Nos despertó el ajetreo propio del ambiente pesquero, cuando aparecía por encima del azul marino, unos rojos y naranjas del imponente clarear del alba.

Como a las nueve de la mañana, ya íbamos, en caravana, rumbo a Punta Eugenia. Carlitos, por ser menor de edad, no pudo acompañarme; me esperó casi todo el día el pobre chamaco en Bahía Tortugas.

La botada de la lancha en la que nos transportaron, fue de película; sólo trepar a la panga fue un verdadero viacrucis, ya que ingresábamos bamboleándonos por entre un pedregal de los mil demonios y un infernal oleaje. Cuando estábamos todos a bordo, el panguero aprovechó la subida del agua por el reventar de olas y…,

¡Dios te bendiga!, al agua de un jalón, y allá vamos.

Navegando sobre las oscuras aguas del océano Pacífico, muy en silencio me dije “qué bueno que no dejaron venir a Carlitos”. El panguero guía y el del motor iban resueltos y despreocupados en una jornada de tranquila rutina, trazaban sus siluetas, de pie, en proa y popa; mostraban su serenidad a risa y risa, y plática y plática; mientras nosotros, los que íbamos de visita, nos agarrábamos con todas nuestras fuerza, y asidos a la falca, permanecíamos uncidos como verdaderas lapas mientras nuestros cuerpos saltaban aleatorios al golpeteo de la embarcación contra las olas. Nuestras engarrotadas manos, desde lejos, reflejaban todo el pánico de que éramos presas y que llevábamos consigo. Se crispaban las quijadas y se escuchaba el rechinar de dientes; además que, en nuestros rostros se transfiguraba la angustia que estábamos sufriendo. Aún recuerdo que al fragor del miedo que sentíamos, alguien que lograba vencer sus engarrotadas quijadas, tornando su mirada al cielo, dijo:

—¡Puta madre…, y todavía hay que regresar!

Y esta no fue la única imprecación que pudimos haber lanzado durante el trayecto, de ida.

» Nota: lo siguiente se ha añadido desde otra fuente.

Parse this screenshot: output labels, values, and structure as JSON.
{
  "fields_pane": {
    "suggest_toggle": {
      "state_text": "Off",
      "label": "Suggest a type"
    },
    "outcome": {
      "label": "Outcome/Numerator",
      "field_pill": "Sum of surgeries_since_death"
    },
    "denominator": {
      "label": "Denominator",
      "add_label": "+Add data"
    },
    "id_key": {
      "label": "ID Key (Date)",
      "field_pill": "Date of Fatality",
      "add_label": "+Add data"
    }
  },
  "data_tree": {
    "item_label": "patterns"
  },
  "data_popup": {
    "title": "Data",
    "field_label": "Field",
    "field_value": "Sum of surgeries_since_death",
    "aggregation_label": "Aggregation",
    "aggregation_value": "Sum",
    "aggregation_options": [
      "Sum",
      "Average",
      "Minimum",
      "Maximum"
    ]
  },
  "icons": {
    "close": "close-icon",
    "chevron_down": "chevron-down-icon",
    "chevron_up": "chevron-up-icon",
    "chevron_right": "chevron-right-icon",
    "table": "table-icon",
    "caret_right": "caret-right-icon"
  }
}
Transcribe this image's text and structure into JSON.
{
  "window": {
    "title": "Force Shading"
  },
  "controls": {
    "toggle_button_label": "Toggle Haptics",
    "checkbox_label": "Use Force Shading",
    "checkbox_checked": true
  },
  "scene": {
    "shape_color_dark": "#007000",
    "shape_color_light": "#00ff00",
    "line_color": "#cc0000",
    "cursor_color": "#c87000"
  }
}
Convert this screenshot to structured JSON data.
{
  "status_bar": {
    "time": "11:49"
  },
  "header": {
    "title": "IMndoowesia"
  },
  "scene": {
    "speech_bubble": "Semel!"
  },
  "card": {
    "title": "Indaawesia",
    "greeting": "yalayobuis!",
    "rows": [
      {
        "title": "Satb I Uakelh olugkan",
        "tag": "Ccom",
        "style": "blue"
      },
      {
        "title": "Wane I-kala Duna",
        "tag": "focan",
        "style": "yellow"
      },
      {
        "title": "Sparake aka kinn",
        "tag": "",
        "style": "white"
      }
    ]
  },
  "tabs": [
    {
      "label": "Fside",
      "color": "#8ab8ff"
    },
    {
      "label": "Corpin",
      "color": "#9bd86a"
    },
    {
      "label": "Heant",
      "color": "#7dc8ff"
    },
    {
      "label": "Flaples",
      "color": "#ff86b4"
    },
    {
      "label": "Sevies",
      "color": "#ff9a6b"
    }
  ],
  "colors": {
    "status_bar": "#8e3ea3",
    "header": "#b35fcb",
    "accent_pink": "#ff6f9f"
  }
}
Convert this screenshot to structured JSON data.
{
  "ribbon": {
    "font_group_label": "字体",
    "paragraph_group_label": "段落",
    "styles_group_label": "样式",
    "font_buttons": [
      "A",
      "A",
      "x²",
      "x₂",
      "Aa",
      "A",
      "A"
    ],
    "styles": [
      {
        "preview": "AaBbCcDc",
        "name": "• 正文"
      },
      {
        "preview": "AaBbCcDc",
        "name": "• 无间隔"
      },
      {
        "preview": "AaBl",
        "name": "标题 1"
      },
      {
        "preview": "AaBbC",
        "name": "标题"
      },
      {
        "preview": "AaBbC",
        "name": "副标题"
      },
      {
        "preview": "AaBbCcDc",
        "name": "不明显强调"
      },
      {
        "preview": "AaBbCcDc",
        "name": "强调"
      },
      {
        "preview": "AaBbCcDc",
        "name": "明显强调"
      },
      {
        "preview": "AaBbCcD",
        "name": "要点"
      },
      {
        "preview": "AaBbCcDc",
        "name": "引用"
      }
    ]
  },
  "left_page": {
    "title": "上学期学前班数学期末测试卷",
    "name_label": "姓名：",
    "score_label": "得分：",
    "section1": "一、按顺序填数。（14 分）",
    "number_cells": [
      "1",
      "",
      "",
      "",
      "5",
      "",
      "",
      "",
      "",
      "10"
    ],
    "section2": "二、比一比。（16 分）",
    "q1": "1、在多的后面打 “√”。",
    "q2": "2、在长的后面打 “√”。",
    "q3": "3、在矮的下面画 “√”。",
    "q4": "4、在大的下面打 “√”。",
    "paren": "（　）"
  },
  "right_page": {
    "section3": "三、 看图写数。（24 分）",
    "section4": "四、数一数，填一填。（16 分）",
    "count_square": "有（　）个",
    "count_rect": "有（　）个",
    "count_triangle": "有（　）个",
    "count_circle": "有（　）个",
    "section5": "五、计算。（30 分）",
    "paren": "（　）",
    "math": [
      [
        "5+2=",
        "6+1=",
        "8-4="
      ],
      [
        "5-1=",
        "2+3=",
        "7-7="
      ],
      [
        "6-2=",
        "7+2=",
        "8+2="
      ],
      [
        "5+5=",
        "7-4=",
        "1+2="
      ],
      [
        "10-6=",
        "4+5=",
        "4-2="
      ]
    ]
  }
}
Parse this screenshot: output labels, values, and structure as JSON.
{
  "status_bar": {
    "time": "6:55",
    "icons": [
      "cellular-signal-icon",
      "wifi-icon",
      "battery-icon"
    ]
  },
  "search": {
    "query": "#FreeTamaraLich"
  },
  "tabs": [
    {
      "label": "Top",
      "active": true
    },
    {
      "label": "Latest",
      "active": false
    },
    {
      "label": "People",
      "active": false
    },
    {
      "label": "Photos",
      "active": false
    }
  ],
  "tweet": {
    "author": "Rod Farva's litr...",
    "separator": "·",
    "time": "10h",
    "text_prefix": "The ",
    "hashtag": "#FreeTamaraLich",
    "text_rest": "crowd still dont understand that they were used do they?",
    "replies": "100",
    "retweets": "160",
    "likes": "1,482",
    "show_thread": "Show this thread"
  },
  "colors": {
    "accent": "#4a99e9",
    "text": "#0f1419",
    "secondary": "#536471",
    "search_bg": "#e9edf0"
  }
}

Porque no contábamos y ni la más mínima idea teníamos de lo que nos faltaba por vivir al atracar en la isla; ¡otro pandemónium de oleajes infames y piedras de todos tamaños que brotaban desde el fondo del mar con sus filosas y puntiagudas aristas, amenazantes, hostiles, y por todos lados!

Esto es que entre “padres nuestros y aves marías”, y una sarta interminable de soeces expresiones y protestas; fuimos y regresamos. Se realizó, por si nos faltara algo todavía, una “junta de aclaraciones” que duró cerca de una hora o más. Poco después, entre una serie de saludos y despedidas, nos regresamos.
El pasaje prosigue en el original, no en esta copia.